Im Gegenzug darf die Schweiz erwarten, dass die EU sie besser behandelt, als es beim Handelskonflikt mit den USA während Trumps erster Amtszeit der Fall war. Falls Brüssel mit Gegenzöllen auf mögliche Importzölle Trumps reagiert, muss es für die Schweiz eine Ausnahme geben. Sonst werden die geplanten EU-Verträge innenpolitisch einen noch schwereren Stand haben, als es ohnehin der Fall ist.
Bern hat unlängst einen Vorgeschmack darauf erhalten, was es heissen kann, zwischen die Blöcke zu geraten. Noch unter Trumps Vorgänger Joe Biden verfügten die USA neue Exportkontrollen für KI-Chips, die ab dem Mai gelten sollen. Washington zählt die Schweiz nicht zu den vertrauenswürdigen Staaten, die uneingeschränkt Zugang zu Computerchips haben sollen, die für die Anwendung und Erforschung von künstlicher Intelligenz entscheidend sind.

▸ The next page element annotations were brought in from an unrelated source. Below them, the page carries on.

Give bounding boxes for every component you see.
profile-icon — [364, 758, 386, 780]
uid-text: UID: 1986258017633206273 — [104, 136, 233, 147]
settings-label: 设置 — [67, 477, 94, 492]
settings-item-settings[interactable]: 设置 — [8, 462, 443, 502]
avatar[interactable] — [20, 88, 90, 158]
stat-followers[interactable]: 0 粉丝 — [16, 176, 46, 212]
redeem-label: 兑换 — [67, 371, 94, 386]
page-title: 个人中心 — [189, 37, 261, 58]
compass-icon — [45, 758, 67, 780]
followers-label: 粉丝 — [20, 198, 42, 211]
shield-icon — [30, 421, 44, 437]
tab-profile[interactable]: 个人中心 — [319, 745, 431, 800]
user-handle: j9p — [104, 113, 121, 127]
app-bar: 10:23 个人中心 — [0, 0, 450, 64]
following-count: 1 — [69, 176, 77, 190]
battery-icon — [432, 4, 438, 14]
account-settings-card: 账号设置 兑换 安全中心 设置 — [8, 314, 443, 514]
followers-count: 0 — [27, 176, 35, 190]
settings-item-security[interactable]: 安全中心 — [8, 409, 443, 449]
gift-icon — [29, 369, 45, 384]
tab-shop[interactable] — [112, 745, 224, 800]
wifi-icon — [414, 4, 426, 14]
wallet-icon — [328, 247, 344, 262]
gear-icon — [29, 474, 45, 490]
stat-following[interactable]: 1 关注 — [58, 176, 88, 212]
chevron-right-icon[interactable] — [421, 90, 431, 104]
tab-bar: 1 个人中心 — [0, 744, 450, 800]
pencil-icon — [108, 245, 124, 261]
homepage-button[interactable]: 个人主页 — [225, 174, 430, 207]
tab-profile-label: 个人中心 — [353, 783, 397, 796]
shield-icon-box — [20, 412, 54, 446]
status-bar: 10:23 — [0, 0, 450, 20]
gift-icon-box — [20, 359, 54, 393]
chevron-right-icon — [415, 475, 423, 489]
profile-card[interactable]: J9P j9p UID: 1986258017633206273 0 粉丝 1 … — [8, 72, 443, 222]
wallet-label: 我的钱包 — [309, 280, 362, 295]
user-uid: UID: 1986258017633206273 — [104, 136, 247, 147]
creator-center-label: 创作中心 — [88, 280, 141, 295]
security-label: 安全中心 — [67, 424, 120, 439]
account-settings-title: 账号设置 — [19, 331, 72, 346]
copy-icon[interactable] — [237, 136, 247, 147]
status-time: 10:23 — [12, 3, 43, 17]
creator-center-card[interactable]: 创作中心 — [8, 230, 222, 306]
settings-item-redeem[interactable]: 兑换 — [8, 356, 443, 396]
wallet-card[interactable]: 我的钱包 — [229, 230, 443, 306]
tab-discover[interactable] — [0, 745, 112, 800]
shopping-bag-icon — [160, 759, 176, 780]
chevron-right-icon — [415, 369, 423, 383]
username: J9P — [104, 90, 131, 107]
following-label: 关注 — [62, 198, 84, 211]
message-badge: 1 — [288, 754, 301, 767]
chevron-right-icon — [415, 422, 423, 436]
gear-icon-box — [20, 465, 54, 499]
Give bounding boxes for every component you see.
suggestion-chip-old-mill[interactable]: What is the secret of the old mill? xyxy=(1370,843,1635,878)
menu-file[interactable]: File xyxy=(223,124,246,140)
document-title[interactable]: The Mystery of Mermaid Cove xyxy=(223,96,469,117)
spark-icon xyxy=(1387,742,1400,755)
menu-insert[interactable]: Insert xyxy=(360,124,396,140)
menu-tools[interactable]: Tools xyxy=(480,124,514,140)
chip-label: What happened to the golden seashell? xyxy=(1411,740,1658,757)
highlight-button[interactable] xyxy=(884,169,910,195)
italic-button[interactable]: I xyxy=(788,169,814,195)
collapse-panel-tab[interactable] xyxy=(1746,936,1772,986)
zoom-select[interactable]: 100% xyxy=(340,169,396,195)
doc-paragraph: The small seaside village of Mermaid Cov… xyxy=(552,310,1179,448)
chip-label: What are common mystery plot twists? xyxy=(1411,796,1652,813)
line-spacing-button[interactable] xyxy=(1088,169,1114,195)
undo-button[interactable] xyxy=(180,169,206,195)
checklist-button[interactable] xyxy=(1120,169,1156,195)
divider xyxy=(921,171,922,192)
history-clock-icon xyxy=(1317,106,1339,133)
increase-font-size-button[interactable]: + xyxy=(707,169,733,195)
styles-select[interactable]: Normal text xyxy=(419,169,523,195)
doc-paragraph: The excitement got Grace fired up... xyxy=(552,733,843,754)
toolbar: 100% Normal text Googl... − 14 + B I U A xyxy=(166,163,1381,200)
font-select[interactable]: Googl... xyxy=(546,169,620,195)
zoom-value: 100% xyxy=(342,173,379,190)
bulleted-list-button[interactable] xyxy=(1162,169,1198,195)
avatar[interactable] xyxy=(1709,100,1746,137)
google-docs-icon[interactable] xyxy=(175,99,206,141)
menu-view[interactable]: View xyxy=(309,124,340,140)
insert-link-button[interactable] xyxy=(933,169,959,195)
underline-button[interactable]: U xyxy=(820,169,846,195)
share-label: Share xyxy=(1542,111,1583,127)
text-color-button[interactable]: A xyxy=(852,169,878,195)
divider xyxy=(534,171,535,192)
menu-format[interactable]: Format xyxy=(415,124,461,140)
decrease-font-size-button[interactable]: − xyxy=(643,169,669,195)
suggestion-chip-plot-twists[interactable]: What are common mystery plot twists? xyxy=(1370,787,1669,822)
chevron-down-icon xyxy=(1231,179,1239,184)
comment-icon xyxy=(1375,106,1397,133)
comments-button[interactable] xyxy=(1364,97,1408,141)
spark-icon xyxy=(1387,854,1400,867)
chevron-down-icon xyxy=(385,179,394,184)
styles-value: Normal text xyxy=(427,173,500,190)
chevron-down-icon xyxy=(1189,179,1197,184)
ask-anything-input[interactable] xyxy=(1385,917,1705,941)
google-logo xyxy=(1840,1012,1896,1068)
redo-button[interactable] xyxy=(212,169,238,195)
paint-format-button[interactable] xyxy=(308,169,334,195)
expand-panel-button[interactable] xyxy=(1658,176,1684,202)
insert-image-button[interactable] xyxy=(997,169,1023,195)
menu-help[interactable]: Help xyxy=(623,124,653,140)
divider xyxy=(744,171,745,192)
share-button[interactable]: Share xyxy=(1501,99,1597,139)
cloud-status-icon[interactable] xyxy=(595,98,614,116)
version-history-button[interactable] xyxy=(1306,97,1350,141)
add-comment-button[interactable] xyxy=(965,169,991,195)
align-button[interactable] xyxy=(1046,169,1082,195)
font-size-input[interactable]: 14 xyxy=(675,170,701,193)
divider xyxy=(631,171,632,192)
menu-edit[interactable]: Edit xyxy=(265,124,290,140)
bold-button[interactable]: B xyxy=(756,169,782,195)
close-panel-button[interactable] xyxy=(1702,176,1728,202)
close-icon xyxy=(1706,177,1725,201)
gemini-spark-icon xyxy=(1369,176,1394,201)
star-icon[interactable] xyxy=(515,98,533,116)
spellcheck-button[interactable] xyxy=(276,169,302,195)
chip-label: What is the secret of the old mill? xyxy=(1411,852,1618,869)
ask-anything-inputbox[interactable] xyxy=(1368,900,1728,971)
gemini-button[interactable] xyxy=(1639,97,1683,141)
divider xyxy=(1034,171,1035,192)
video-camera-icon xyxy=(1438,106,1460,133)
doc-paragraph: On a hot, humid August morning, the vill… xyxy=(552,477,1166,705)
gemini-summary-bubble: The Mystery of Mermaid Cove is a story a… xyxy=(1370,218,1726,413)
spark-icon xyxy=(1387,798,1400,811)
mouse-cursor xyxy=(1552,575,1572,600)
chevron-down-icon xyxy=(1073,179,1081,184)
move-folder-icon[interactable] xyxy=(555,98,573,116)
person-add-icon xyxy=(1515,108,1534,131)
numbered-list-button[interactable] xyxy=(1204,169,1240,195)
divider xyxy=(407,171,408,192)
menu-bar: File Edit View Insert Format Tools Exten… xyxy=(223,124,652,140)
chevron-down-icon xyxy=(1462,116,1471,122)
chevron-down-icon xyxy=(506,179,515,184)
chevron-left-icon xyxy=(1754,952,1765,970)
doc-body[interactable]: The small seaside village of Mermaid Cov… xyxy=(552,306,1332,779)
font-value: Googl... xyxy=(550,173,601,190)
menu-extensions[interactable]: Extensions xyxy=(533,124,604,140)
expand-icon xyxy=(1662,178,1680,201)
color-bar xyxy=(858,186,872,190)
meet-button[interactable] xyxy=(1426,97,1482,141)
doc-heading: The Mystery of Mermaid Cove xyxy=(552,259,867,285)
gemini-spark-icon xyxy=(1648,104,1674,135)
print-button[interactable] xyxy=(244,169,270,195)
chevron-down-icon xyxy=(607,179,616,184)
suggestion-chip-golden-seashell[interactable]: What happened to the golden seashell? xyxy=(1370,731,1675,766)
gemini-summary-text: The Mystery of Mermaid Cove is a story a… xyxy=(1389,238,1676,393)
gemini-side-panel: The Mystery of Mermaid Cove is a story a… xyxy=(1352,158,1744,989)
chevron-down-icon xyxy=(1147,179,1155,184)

Offensichtlich spielten Sicherheitsbedenken eine Rolle, zumal die Schweiz gegenüber China und Forschern aus Staaten wie Iran zu lange naiv war. Ob Trump die Restriktionen wie erhofft lockert, ist offen. Denn in einem Punkt unterscheiden sich Trump und Biden sowie Republikaner und Demokraten kaum: im harten Kurs gegenüber China.